Nelle sue lettere a Milena Kafka scrive di Ernst, marito della donna «[…] egli mi è molto superiore» e qualche riga più in basso elogia Milena perché «[…]quando sei andata da lui [Ernst], hai fatto un gran passo in discesa dal tuo piano, se poi vieni da me balzi addirittura nell'abisso». Dunque Ernst marito di Milena è superiore a Kafka e Milena è di gran lunga più in alto di Ernst e dunque ancor più distante da Kafka. Il confronto negativo dal quale Kafka esce sempre battuto, secondo le sue stesse convinzioni, coincide con la posizione che pone l’ebreo errante in una situazione di marginalità, di sconfitto al cospetto della storia reale. Un confronto dal quale Kafka risulta perdente solo ad una lettura superficiale. Anche qui lo scrittore potrebbe aver giocato a nascondersi perché è solo rivelandosi alla realtà che egli avrebbe perso contro la società alla quale si sarebbe consegnato.
Rinunciare a Milena, come alle altre donne da lui abbandonate, coincide con la riappropriazione e affermazione del sé, con la salvezza dall’impatto con la società del marito di stampo kierkegaardiano, o anche con la Wille schopenhaueriana.
Così nel sogno descritto in un’altra lettera a Milena, Kafka si scopre nel suo egocentrismo triste e angustiato per sé, come se il suo io lo rimproverasse delle sue stesse inclinazioni. Nel sogno Kafka siede accanto a Milena, la quale con garbo lo allontana. Egli si sente infelice «non perché mi respingevi, ma per me che ti trattavo come una donna muta qualunque e non facendo attenzione alla voce che veniva da te e parlava proprio con me. O forse non era che non vi prestassi attenzione, ma non avevo potuto risponderle». Quella voce di donna alla quale Kafka nel sogno non ha potuto rispondere, potrebbe coincidere alla voce della donna che incarna nella realtà la scelta che ogni uomo, presto o tardi, assume su di sé: «Ecco, e ora Milena ti chiama con una voce che con ugual forza ti penetra nel cervello e nel cuore». Ancora, la voce si oppone al significato muto delle parole nelle quali lui bypassa il conflitto della realtà come scelta. Andare a Vienna o no, restare relegato al di fuori della realtà oppure conoscerla, toccarla con mano attraverso l’incontro della donna in carne ed ossa e non più nelle segrete fantasie oniriche? Ma di fronte alla possibilità che diventa reale Kafka è paria par excellence:
[…] va' pure davvero a Vienna! Milena pensa soltanto all'aprirsi della porta. Questa, sì, si aprirà, ma poi? Poi vi apparirà un uomo alto e scarno, sorriderà gentilmente (lo farà sempre, lo ha preso da una vecchia zia che anche lei sorrideva sempre, ma entrambi non lo fanno con intenzione, soltanto per imbarazzo) e si metterà a sedere dove gli sarà indicato. Con ciò la festa sarà terminata poiché egli quasi non parlerà […]

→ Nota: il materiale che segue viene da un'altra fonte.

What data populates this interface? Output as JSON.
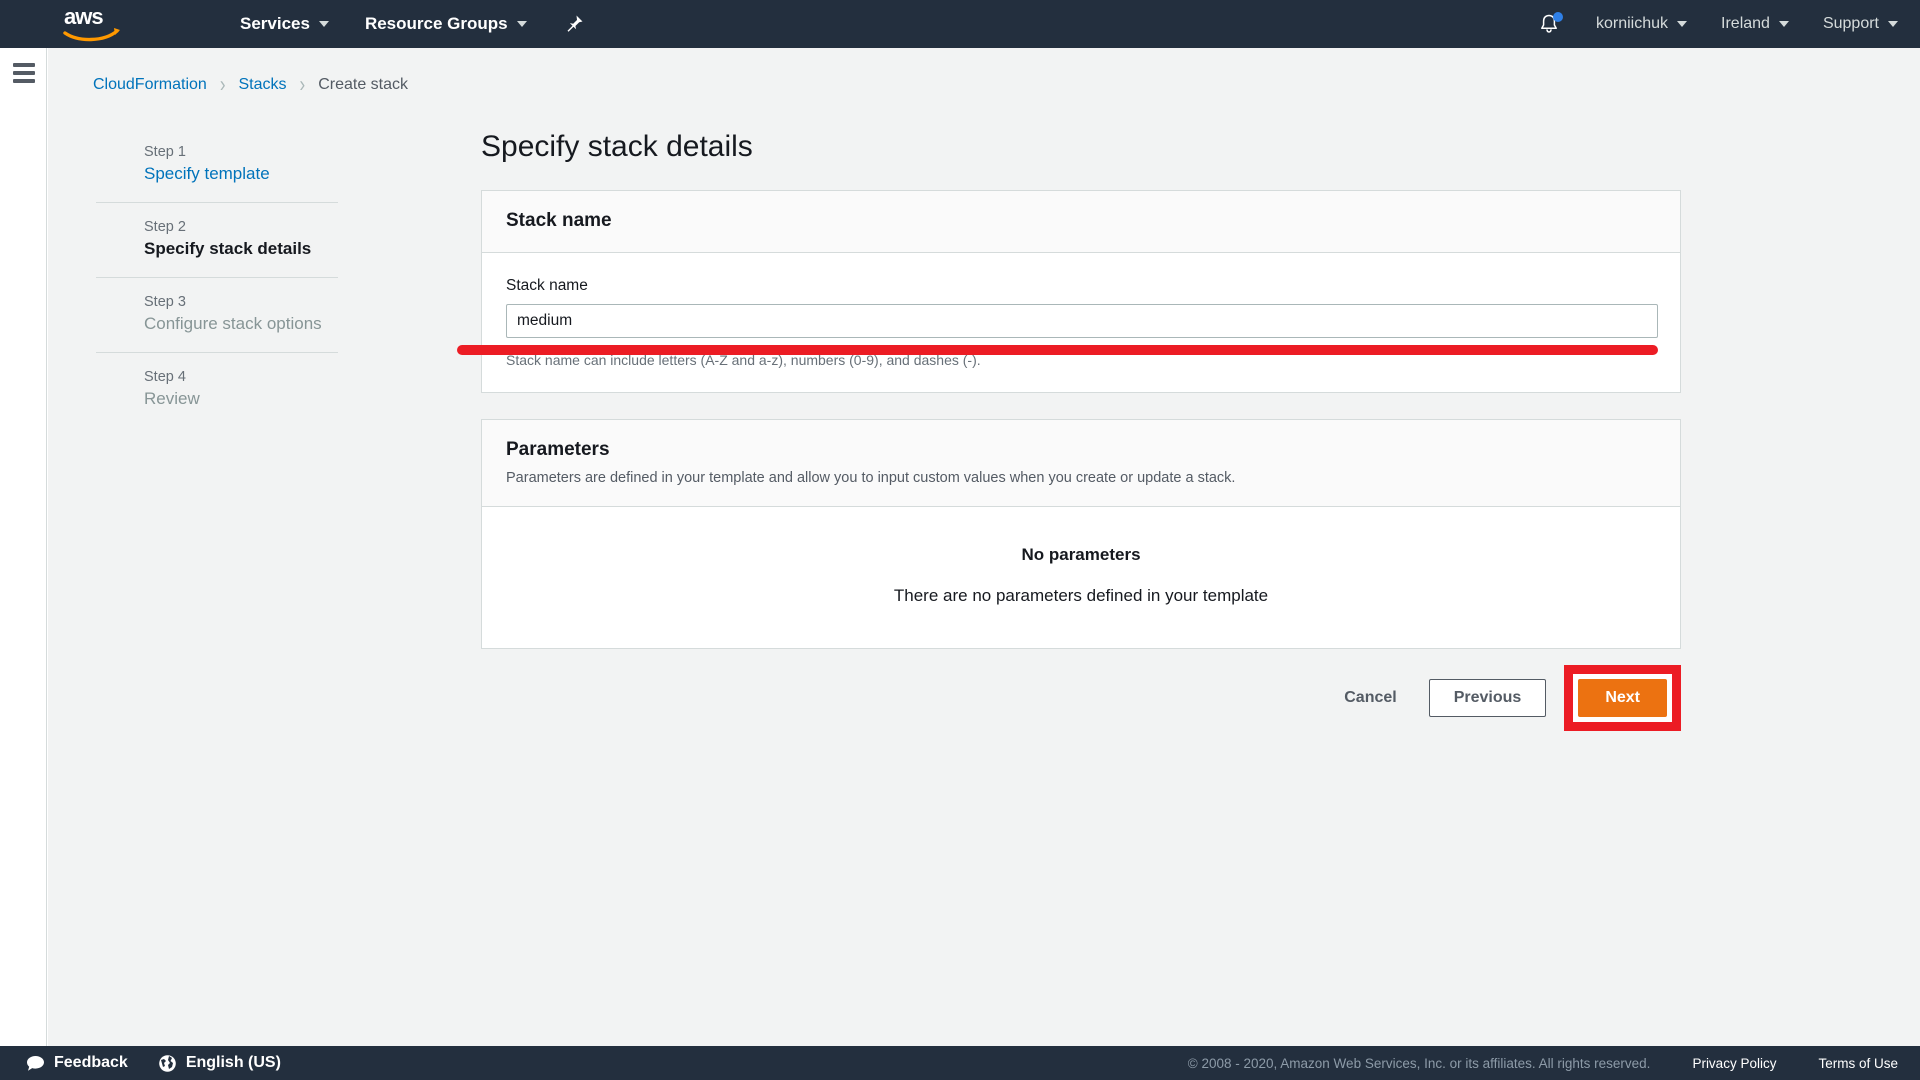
{
  "topnav": {
    "logo_alt": "aws",
    "items": [
      {
        "label": "Services",
        "has_caret": true
      },
      {
        "label": "Resource Groups",
        "has_caret": true
      }
    ],
    "pin_icon": "pin-icon",
    "bell_icon": "bell-icon",
    "right_items": [
      {
        "label": "korniichuk",
        "has_caret": true
      },
      {
        "label": "Ireland",
        "has_caret": true
      },
      {
        "label": "Support",
        "has_caret": true
      }
    ]
  },
  "sidebar": {
    "menu_icon": "hamburger-icon"
  },
  "breadcrumb": {
    "items": [
      {
        "label": "CloudFormation",
        "type": "link"
      },
      {
        "label": "Stacks",
        "type": "link"
      },
      {
        "label": "Create stack",
        "type": "current"
      }
    ],
    "separator": "›"
  },
  "steps": [
    {
      "num": "Step 1",
      "label": "Specify template",
      "state": "link"
    },
    {
      "num": "Step 2",
      "label": "Specify stack details",
      "state": "active"
    },
    {
      "num": "Step 3",
      "label": "Configure stack options",
      "state": "muted"
    },
    {
      "num": "Step 4",
      "label": "Review",
      "state": "muted"
    }
  ],
  "main": {
    "page_title": "Specify stack details",
    "stack_name_card": {
      "title": "Stack name",
      "field_label": "Stack name",
      "value": "medium",
      "placeholder": "",
      "hint": "Stack name can include letters (A-Z and a-z), numbers (0-9), and dashes (-)."
    },
    "parameters_card": {
      "title": "Parameters",
      "subtitle": "Parameters are defined in your template and allow you to input custom values when you create or update a stack.",
      "empty_title": "No parameters",
      "empty_subtitle": "There are no parameters defined in your template"
    },
    "actions": {
      "cancel_label": "Cancel",
      "previous_label": "Previous",
      "next_label": "Next"
    }
  },
  "footer": {
    "feedback_label": "Feedback",
    "language_label": "English (US)",
    "copyright": "© 2008 - 2020, Amazon Web Services, Inc. or its affiliates. All rights reserved.",
    "privacy_label": "Privacy Policy",
    "terms_label": "Terms of Use"
  },
  "colors": {
    "nav_bg": "#232f3e",
    "accent_orange": "#ec7211",
    "link_blue": "#0073bb",
    "annotation_red": "#ec1c24",
    "content_bg": "#f2f3f3"
  }
}
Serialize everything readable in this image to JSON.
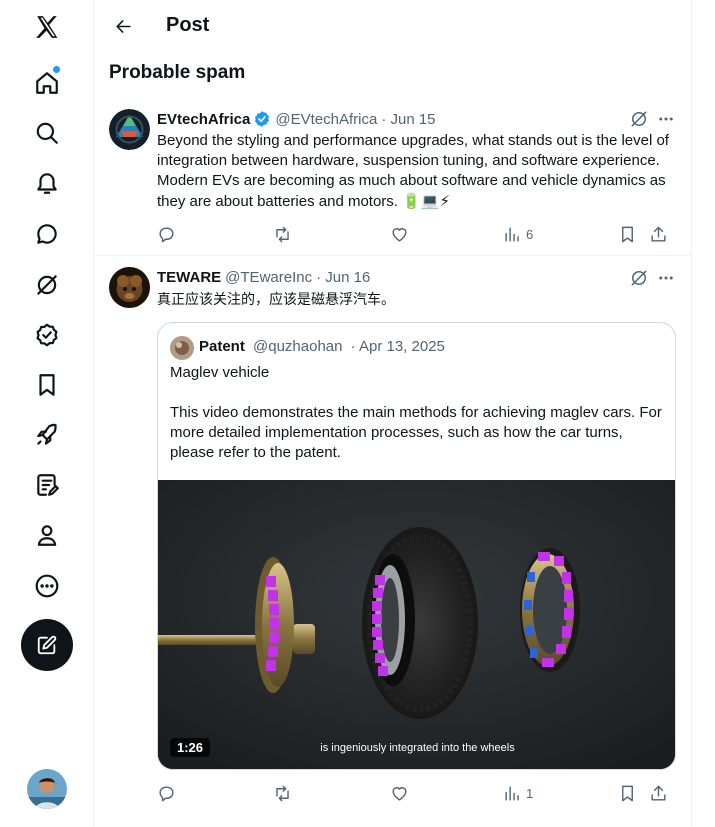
{
  "nav": {
    "items": [
      {
        "name": "x-logo-icon",
        "label": "X"
      },
      {
        "name": "home-icon",
        "label": "Home"
      },
      {
        "name": "search-icon",
        "label": "Explore"
      },
      {
        "name": "bell-icon",
        "label": "Notifications"
      },
      {
        "name": "message-icon",
        "label": "Messages"
      },
      {
        "name": "grok-icon",
        "label": "Grok"
      },
      {
        "name": "verified-org-icon",
        "label": "Verified Orgs"
      },
      {
        "name": "bookmark-icon",
        "label": "Bookmarks"
      },
      {
        "name": "rocket-icon",
        "label": "Jobs"
      },
      {
        "name": "article-icon",
        "label": "Articles"
      },
      {
        "name": "profile-icon",
        "label": "Profile"
      },
      {
        "name": "more-circle-icon",
        "label": "More"
      }
    ],
    "notification_dot_color": "#1d9bf0",
    "compose_icon": "compose-icon"
  },
  "header": {
    "title": "Post",
    "back_icon": "arrow-left-icon"
  },
  "section_title": "Probable spam",
  "posts": [
    {
      "name": "EVtechAfrica",
      "verified": true,
      "handle": "@EVtechAfrica",
      "date": "· Jun 15",
      "text": "Beyond the styling and performance upgrades, what stands out is the level of integration between hardware, suspension tuning, and software experience. Modern EVs are becoming as much about software and vehicle dynamics as they are about batteries and motors.",
      "emoji": "🔋💻⚡",
      "views": "6"
    },
    {
      "name": "TEWARE",
      "handle": "@TEwareInc",
      "date": "· Jun 16",
      "text": "真正应该关注的，应该是磁悬浮汽车。",
      "views": "1",
      "quote": {
        "name": "Patent",
        "handle": "@quzhaohan",
        "date": "· Apr 13, 2025",
        "paragraphs": [
          "Maglev vehicle",
          "This video demonstrates the main methods for achieving maglev cars. For more detailed implementation processes, such as how the car turns, please refer to the patent."
        ],
        "video": {
          "duration": "1:26",
          "caption": "is ingeniously integrated into the wheels"
        }
      }
    }
  ],
  "colors": {
    "accent": "#1d9bf0",
    "text": "#0f1419",
    "muted": "#536471",
    "border": "#eff3f4",
    "magnet": "#c233e8"
  }
}
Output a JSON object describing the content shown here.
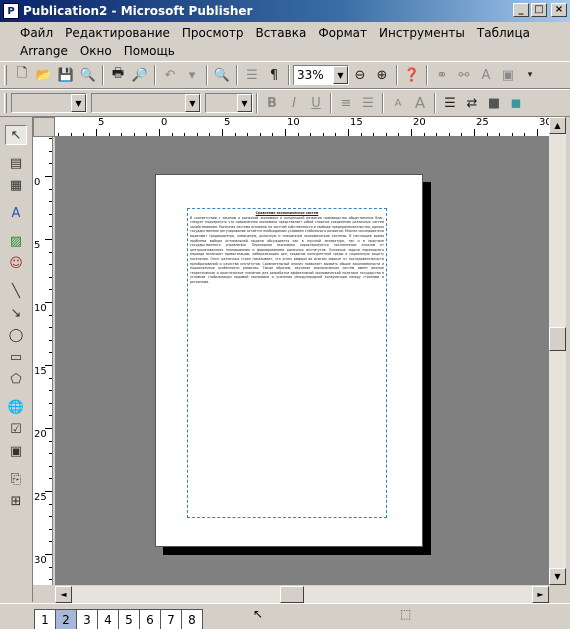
{
  "window": {
    "title": "Publication2 - Microsoft Publisher",
    "app_icon": "P",
    "minimize": "_",
    "maximize": "□",
    "close": "×"
  },
  "menu": [
    "Файл",
    "Редактирование",
    "Просмотр",
    "Вставка",
    "Формат",
    "Инструменты",
    "Таблица",
    "Arrange",
    "Окно",
    "Помощь"
  ],
  "toolbar1": {
    "zoom": "33%"
  },
  "document": {
    "heading": "Сравнение экономических систем",
    "body": "В соответствии с законом о рыночной экономике и концепцией развития производства общественных благ, следует подчеркнуть что современная экономика представляет собой сложное соединение различных систем хозяйствования. Рыночная система основана на частной собственности и свободе предпринимательства, однако государственное регулирование остаётся необходимым условием стабильного развития. Многие исследователи выделяют традиционную, командную, рыночную и смешанную экономические системы. В настоящее время проблема выбора оптимальной модели обсуждается как в научной литературе, так и в практике государственного управления. Переходная экономика характеризуется постепенным отказом от централизованного планирования и формированием рыночных институтов. Основные задачи переходного периода включают приватизацию, либерализацию цен, создание конкурентной среды и социальную защиту населения. Опыт различных стран показывает, что успех реформ во многом зависит от последовательности преобразований и качества институтов. Сравнительный анализ позволяет выявить общие закономерности и национальные особенности развития. Таким образом, изучение экономических систем имеет важное теоретическое и практическое значение для разработки эффективной экономической политики государства в условиях глобализации мировой экономики и усиления международной конкуренции между странами и регионами."
  },
  "ruler_h": [
    "5",
    "0",
    "5",
    "10",
    "15",
    "20",
    "25",
    "30"
  ],
  "ruler_v": [
    "5",
    "0",
    "5",
    "10",
    "15",
    "20",
    "25",
    "30"
  ],
  "pages": [
    "1",
    "2",
    "3",
    "4",
    "5",
    "6",
    "7",
    "8"
  ],
  "scroll": {
    "down": "▼",
    "up": "▲",
    "left": "◄",
    "right": "►"
  }
}
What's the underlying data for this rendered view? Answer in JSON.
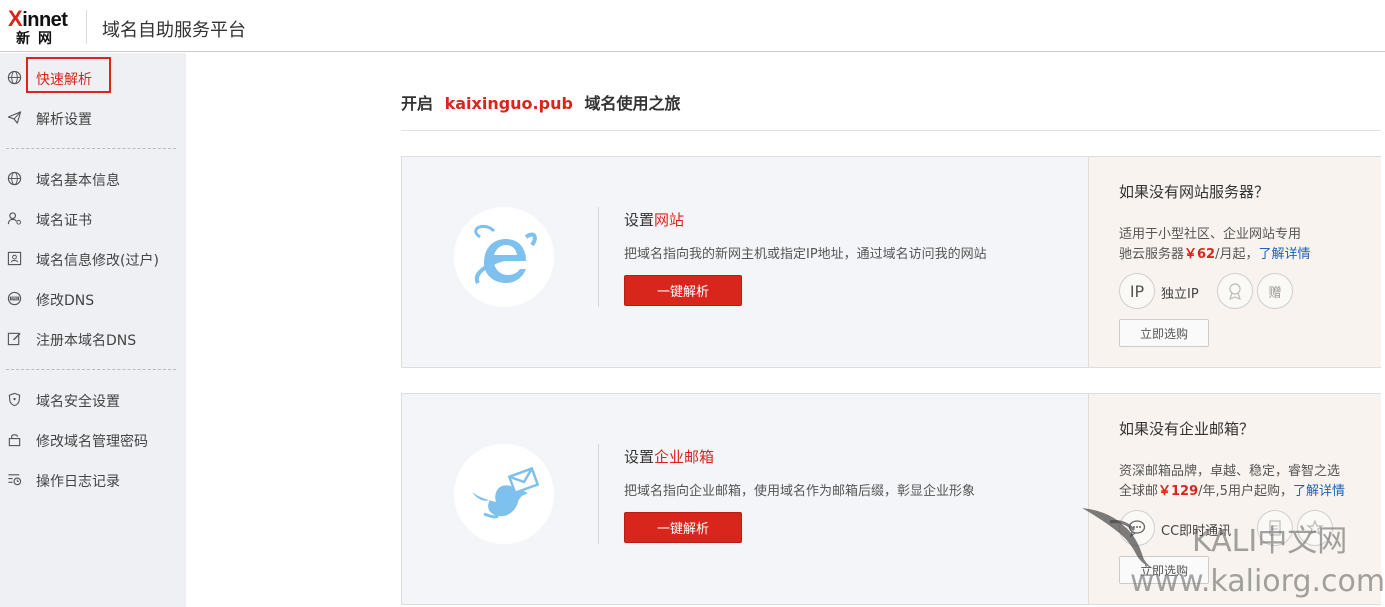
{
  "header": {
    "logo_top": "innet",
    "logo_x": "X",
    "logo_bottom": "新网",
    "title": "域名自助服务平台"
  },
  "sidebar": {
    "items": [
      {
        "label": "快速解析",
        "icon": "globe-icon"
      },
      {
        "label": "解析设置",
        "icon": "paper-plane-icon"
      },
      {
        "label": "域名基本信息",
        "icon": "globe-icon"
      },
      {
        "label": "域名证书",
        "icon": "user-certificate-icon"
      },
      {
        "label": "域名信息修改(过户)",
        "icon": "id-card-icon"
      },
      {
        "label": "修改DNS",
        "icon": "dns-icon"
      },
      {
        "label": "注册本域名DNS",
        "icon": "edit-icon"
      },
      {
        "label": "域名安全设置",
        "icon": "shield-icon"
      },
      {
        "label": "修改域名管理密码",
        "icon": "lock-icon"
      },
      {
        "label": "操作日志记录",
        "icon": "log-list-icon"
      }
    ],
    "active_index": 0
  },
  "main": {
    "title_prefix": "开启",
    "domain": "kaixinguo.pub",
    "title_suffix": "域名使用之旅",
    "cards": [
      {
        "title_prefix": "设置",
        "title_highlight": "网站",
        "description": "把域名指向我的新网主机或指定IP地址，通过域名访问我的网站",
        "button": "一键解析",
        "icon": "ie-browser-icon",
        "side": {
          "title": "如果没有网站服务器？",
          "line1": "适用于小型社区、企业网站专用",
          "line2_prefix": "驰云服务器",
          "price": "￥62",
          "line2_suffix": "/月起，",
          "link": "了解详情",
          "badge_main": "IP",
          "badge_label": "独立IP",
          "badge2": "award-icon",
          "badge3": "赠",
          "button": "立即选购"
        }
      },
      {
        "title_prefix": "设置",
        "title_highlight": "企业邮箱",
        "description": "把域名指向企业邮箱，使用域名作为邮箱后缀，彰显企业形象",
        "button": "一键解析",
        "icon": "bird-mail-icon",
        "side": {
          "title": "如果没有企业邮箱？",
          "line1": "资深邮箱品牌，卓越、稳定，睿智之选",
          "line2_prefix": "全球邮",
          "price": "￥129",
          "line2_suffix": "/年,5用户起购，",
          "link": "了解详情",
          "badge_main": "chat-icon",
          "badge_label": "CC即时通讯",
          "badge2": "file-icon",
          "badge3": "star-icon",
          "button": "立即选购"
        }
      }
    ]
  },
  "watermark": {
    "line1": "KALI中文网",
    "line2": "www.kaliorg.com"
  },
  "colors": {
    "accent": "#d9261c",
    "link": "#1a63b8",
    "sidebar_bg": "#eef0f4",
    "card_bg": "#f4f5f9",
    "side_bg": "#f8f3ee",
    "icon_blue": "#7ec0ee"
  }
}
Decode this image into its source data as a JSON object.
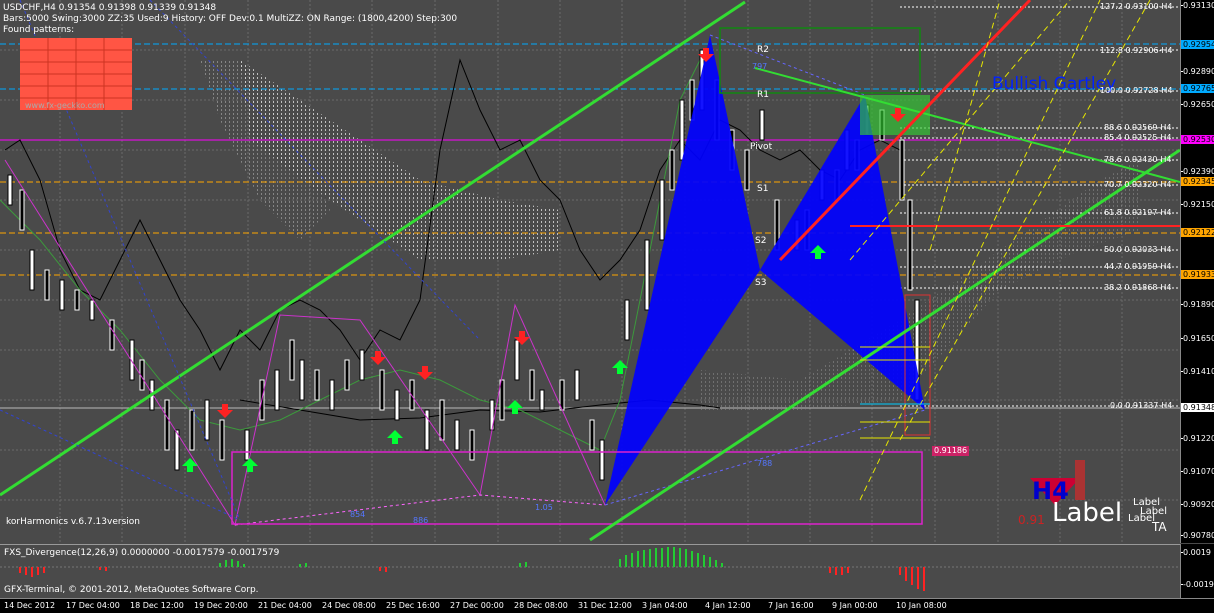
{
  "header": {
    "info_line": "USDCHF,H4  0.91354 0.91398 0.91339 0.91348",
    "settings_line": "Bars:5000  Swing:3000  ZZ:35  Used:9  History: OFF Dev:0.1  MultiZZ: ON  Range: (1800,4200)  Step:300",
    "found_patterns": "Found patterns:",
    "logo_text": "www.fx-geckko.com"
  },
  "labels": {
    "pattern_name": "Bullish Gartley",
    "indicator_version": "korHarmonics v.6.7.13version",
    "pivot_r2": "R2",
    "pivot_r1": "R1",
    "pivot_p": "Pivot",
    "pivot_s1": "S1",
    "pivot_s2": "S2",
    "pivot_s3": "S3",
    "timeframe": "H4",
    "big_label": "Label",
    "label_small_1": "Label",
    "label_small_2": "Label",
    "label_small_3": "Label",
    "label_small_4": "TA",
    "zz_797": "797",
    "zz_788": "788",
    "zz_854": "854",
    "zz_886": "886",
    "zz_105": "1.05",
    "red_price_box": "0.91186",
    "red_price_partial": "0.91"
  },
  "fib_levels": [
    {
      "text": "127.2  0.93100-H4"
    },
    {
      "text": "112.8  0.92906-H4"
    },
    {
      "text": "100.0  0.92728-H4"
    },
    {
      "text": "88.6  0.92569-H4"
    },
    {
      "text": "85.4  0.92525-H4"
    },
    {
      "text": "78.6  0.92430-H4"
    },
    {
      "text": "70.7  0.92320-H4"
    },
    {
      "text": "61.8  0.92197-H4"
    },
    {
      "text": "50.0  0.92033-H4"
    },
    {
      "text": "44.7  0.91959-H4"
    },
    {
      "text": "38.2  0.91868-H4"
    },
    {
      "text": "0.0  0.91337-H4"
    }
  ],
  "price_axis": {
    "labels": [
      "0.93130",
      "0.92890",
      "0.92650",
      "0.92390",
      "0.92150",
      "0.91890",
      "0.91650",
      "0.91410",
      "0.91220",
      "0.91070",
      "0.90920",
      "0.90780"
    ],
    "tags": [
      {
        "text": "0.92954",
        "color": "#00aaff"
      },
      {
        "text": "0.92765",
        "color": "#00aaff"
      },
      {
        "text": "0.92530",
        "color": "#ff00ff"
      },
      {
        "text": "0.92345",
        "color": "#ffa500"
      },
      {
        "text": "0.92122",
        "color": "#ffa500"
      },
      {
        "text": "0.91933",
        "color": "#ffa500"
      },
      {
        "text": "0.91348",
        "color": "#ffffff"
      }
    ]
  },
  "sub_indicator": {
    "title": "FXS_Divergence(12,26,9) 0.0000000 -0.0017579 -0.0017579",
    "axis": [
      "0.0019",
      "-0.0019"
    ]
  },
  "time_axis": {
    "labels": [
      "14 Dec 2012",
      "17 Dec 04:00",
      "18 Dec 12:00",
      "19 Dec 20:00",
      "21 Dec 04:00",
      "24 Dec 08:00",
      "25 Dec 16:00",
      "27 Dec 00:00",
      "28 Dec 08:00",
      "31 Dec 12:00",
      "3 Jan 04:00",
      "4 Jan 12:00",
      "7 Jan 16:00",
      "9 Jan 00:00",
      "10 Jan 08:00"
    ]
  },
  "copyright": "GFX-Terminal, © 2001-2012, MetaQuotes Software Corp.",
  "colors": {
    "background": "#4a4a4a",
    "channel": "#33dd33",
    "pattern_fill": "#0000ff",
    "trend_red": "#ff2222",
    "arrow_up": "#00ff33",
    "arrow_down": "#ff2222"
  }
}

Kafka tace ritraendosi in un mutismo solitario in cui l’uso della parola è però essenziale. Egli si innamora, infatti, delle parole di Milena, ma alla sua voce e alla sua richiesta di donna egli oppone il silenzio di chi già sa che l’esilio è appena iniziato.
*Franz Kafka, Lettere a Milena, Mondadori, Milano 1979
**Hannah Arendt, Il futuro alle spalle, Il Mulino, Bologna 1995, p. 25.